Creating Quick and Dirty Web Maps to Visualize Your Data – Part 1

Do you have a dataset that you want visualized on a map, but don’t have the time or resources to learn GIS or consult with a GIS Specialist? Don’t worry, because ArcGIS Online allows anybody to create simple web maps for free! In part one of this series you’ll learn how to prepare and import your data into a Web Map, and in part two you’ll learn how to geographically visualize that data in a few different ways. Let’s get started!

The Data

First things first, we need data to work with. Before we can start fiddling around with ArcGIS Online and web maps, we need to ensure that our data can be visualized on a map in the first place. Of course, the best candidates for geographic visualization are datasets that include location data (latitude/longitude, geographic coordinates, addresses, etc.), but in reality, most projects don’t record this information. In order to provide an example of how a dataset that doesn’t include location information can still be mapped, we’re going to work with this sample dataset that I downloaded from FigShare. It contains 1,000 rows of IP addresses, names, and emails. If you already have a dataset that contains location information, you can skip this section and go straight to “The Web Map.”
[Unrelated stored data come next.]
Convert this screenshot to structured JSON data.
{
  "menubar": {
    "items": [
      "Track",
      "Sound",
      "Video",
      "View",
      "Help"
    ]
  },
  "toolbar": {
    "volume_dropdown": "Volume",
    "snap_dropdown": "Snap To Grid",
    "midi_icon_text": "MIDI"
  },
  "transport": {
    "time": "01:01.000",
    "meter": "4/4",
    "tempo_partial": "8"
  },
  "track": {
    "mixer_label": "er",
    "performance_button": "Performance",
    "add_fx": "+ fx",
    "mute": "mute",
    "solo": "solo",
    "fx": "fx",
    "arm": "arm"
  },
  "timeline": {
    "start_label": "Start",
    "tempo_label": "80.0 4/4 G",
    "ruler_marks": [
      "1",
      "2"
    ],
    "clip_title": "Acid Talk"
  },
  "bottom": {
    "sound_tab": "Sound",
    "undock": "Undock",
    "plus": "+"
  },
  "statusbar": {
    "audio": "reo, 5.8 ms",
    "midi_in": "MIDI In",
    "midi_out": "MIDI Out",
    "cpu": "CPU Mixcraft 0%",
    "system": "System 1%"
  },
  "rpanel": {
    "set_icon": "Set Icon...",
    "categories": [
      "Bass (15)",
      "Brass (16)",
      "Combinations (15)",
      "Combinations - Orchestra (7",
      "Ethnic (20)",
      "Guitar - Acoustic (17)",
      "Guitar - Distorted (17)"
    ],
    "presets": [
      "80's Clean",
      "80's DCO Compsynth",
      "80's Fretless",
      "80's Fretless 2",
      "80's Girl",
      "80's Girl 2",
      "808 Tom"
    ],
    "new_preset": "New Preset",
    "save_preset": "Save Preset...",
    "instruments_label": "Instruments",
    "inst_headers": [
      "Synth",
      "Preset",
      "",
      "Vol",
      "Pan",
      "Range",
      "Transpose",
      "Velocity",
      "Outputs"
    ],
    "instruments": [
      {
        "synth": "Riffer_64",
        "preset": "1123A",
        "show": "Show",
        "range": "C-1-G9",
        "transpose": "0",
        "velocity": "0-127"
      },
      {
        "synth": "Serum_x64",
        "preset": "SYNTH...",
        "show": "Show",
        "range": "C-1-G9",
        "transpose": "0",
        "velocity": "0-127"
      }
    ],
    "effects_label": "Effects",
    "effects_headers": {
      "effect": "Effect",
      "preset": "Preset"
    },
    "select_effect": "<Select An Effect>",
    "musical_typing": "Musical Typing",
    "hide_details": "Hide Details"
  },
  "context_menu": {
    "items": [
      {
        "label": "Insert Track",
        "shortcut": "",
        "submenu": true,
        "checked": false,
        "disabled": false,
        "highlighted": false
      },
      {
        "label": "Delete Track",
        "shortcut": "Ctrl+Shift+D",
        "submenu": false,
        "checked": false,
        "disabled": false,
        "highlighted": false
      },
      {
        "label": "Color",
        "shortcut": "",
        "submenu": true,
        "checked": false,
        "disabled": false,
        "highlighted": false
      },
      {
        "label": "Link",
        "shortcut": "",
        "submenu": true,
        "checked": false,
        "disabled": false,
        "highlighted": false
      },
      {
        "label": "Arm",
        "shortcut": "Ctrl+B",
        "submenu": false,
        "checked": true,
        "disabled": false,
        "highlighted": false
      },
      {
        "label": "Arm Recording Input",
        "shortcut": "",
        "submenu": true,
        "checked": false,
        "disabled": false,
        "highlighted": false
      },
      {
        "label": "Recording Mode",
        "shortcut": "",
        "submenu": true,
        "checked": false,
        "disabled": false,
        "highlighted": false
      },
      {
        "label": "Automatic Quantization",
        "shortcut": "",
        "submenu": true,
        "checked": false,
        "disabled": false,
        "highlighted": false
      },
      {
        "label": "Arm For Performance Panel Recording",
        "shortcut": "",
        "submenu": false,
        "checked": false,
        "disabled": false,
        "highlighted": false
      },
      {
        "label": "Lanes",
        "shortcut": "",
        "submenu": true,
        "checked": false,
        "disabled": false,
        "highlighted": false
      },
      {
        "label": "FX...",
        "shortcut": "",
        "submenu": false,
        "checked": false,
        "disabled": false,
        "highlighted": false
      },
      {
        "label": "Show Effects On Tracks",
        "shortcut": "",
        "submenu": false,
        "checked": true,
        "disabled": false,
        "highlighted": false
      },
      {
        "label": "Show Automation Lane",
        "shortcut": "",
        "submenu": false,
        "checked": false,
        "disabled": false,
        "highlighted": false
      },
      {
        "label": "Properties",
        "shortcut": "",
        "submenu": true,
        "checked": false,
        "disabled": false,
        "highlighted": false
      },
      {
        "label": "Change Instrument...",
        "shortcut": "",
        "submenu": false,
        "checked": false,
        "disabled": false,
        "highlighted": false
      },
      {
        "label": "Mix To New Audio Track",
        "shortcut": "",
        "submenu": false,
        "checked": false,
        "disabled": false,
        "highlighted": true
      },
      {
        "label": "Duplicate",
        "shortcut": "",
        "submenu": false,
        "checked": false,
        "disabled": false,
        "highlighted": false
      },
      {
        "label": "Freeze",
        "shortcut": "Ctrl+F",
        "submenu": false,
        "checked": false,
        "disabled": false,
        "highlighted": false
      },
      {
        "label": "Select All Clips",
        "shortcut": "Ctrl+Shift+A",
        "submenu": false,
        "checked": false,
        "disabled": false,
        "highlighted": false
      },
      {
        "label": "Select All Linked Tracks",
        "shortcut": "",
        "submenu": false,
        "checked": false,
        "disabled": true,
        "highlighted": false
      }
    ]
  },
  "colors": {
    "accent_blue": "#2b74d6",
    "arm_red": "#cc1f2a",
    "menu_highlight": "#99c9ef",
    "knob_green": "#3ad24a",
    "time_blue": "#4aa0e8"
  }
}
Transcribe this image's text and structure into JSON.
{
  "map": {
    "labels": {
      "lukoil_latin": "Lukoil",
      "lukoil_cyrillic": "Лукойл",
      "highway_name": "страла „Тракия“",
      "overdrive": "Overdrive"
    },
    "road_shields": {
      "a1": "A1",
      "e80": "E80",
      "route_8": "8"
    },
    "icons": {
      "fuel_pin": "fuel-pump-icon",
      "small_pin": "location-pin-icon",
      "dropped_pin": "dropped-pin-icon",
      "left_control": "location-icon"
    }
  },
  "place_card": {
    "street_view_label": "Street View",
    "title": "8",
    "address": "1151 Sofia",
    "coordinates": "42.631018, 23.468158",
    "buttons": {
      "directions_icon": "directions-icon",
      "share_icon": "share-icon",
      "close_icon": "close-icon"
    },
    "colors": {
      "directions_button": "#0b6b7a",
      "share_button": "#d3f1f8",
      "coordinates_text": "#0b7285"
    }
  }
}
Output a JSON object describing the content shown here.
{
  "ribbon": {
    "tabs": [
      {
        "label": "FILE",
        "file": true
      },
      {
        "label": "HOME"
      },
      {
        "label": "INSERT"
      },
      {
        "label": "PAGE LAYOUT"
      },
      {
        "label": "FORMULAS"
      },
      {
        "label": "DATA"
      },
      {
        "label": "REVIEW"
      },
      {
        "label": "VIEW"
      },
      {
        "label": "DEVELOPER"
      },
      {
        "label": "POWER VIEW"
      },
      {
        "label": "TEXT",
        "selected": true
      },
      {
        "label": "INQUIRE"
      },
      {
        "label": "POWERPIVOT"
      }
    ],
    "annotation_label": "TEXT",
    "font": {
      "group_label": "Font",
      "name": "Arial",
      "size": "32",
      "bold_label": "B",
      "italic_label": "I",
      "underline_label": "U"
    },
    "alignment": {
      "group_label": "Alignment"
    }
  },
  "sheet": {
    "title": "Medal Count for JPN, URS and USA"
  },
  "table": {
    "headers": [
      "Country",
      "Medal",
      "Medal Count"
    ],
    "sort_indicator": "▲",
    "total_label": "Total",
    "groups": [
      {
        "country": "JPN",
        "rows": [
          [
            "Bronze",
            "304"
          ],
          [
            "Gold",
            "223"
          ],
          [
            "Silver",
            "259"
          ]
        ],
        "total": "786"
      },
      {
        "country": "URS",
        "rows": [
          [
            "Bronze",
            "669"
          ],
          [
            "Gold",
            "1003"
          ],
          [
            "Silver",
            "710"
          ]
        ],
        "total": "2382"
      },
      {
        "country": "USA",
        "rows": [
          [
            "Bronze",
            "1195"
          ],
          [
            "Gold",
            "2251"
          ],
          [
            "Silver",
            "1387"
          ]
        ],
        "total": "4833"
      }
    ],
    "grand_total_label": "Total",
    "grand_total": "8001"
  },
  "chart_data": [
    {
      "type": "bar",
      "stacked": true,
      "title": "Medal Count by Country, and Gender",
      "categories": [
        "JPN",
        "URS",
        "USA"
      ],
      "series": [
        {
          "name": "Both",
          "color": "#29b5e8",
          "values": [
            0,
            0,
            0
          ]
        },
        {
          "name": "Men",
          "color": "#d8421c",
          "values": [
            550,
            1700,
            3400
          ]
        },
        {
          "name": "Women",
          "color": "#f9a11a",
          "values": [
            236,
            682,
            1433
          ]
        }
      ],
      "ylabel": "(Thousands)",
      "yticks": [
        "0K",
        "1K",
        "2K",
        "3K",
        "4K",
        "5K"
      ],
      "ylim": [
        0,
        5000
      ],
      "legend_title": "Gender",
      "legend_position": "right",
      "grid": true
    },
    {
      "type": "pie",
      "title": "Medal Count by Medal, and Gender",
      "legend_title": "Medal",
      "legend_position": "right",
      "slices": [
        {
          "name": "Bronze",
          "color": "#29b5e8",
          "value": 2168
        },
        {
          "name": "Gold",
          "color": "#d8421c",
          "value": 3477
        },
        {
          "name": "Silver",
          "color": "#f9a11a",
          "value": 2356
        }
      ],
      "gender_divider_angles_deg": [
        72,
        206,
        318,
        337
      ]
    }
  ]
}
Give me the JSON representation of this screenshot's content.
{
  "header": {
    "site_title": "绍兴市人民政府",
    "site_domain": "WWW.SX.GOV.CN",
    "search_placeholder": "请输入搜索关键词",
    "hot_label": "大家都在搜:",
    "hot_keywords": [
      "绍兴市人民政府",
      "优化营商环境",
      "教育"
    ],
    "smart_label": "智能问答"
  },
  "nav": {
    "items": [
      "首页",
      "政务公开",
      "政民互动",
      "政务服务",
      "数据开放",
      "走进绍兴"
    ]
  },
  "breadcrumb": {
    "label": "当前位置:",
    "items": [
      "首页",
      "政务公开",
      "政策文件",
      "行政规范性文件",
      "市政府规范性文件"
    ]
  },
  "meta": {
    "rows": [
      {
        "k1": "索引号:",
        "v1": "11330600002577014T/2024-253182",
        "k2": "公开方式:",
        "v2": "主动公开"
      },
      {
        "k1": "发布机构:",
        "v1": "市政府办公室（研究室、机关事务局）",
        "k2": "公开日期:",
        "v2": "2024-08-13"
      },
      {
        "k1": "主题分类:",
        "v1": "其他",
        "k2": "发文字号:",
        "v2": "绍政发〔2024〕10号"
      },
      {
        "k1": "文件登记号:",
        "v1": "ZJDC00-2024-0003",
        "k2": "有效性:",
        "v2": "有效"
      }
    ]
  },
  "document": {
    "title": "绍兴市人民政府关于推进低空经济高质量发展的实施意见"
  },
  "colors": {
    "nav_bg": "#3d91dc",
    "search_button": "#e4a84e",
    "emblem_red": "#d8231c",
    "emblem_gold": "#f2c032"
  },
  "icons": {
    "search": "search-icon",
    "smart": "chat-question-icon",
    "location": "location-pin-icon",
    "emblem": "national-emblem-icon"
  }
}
In order to turn this data into something that’s mappable, we need to read the IP addresses and output their corresponding location information. IP addresses only provide basic city-level information, but that’s not a concern for the sample map that we’ll be creating here. There are loads of free online tools that interpret latitude/longitude data from a list of IP addresses, so you can use any tool that you like – I’m using one called Bulk IP Location Lookup because it allows me to run 500 lines at a time, and I like the descriptiveness of the information it returns. I only converted 600 of the IP addresses in my dataset because the tool is pretty sluggish, and then I used the “Export to CSV” function to create a new spreadsheet. If you’re performing this exercise along with me, you’ll notice that the exported spreadsheet is missing quite a bit of information. I’m assuming that these are either fake IP addresses from our sample dataset, or the bulk lookup tool isn’t working 100% properly. Either way, we now have more than enough data to play around with in a web map.

IP Address Lookup Screencap

Bulk IP Location Lookup Tool

The Web Map

Now that our data contains location information, we’re ready to import it into a web map. In order to do this, we first need to create a free ArcGIS Online account. After you’ve done that, log in and head over to your “Content” page and click “Create → Map” to build a blank web map. You are now brought to the Map Viewer, which is where you’ll be doing most of your work. The Map Viewer is a deceptively powerful tool that lets you perform many of the common functions that you would perform on ArcGIS for Desktop. Despite its name, the Map Viewer does much more than let you view maps.

Map Viewer (No Data)

The Map Viewer

Let’s begin by importing our CSV into the Web Map: select “Add → Add Layer From File.” The pop-up lets you know that you can upload Shapefile, CSV, TXT, or GPX files, and includes some useful information about each format. Note the 1,000 item limit on CSV and TXT files – if you’re trying to upload research data that contains more than 1,000 items, you’ll want to create a Tile Layer instead. After you’ve located your CSV file, click “Import Layer” and you should see the map populate. If you get a “Warning: This file contains invalid characters…” pop-up, that’s due to the missing rows in our sample dataset – these rows are automatically excluded. Now is a good time to note that your location data can come in a variety of formats, not just latitude and longitude data. For a full list of supported formats, read Esri’s help article on CSV, TXT, and GPX files. If you have a spreadsheet that contains any of the location information formats listed in that article, you can place your data on a map!

That’s it for part one! In part two we’re going to visualize our data in a few different ways and export our map for presentation.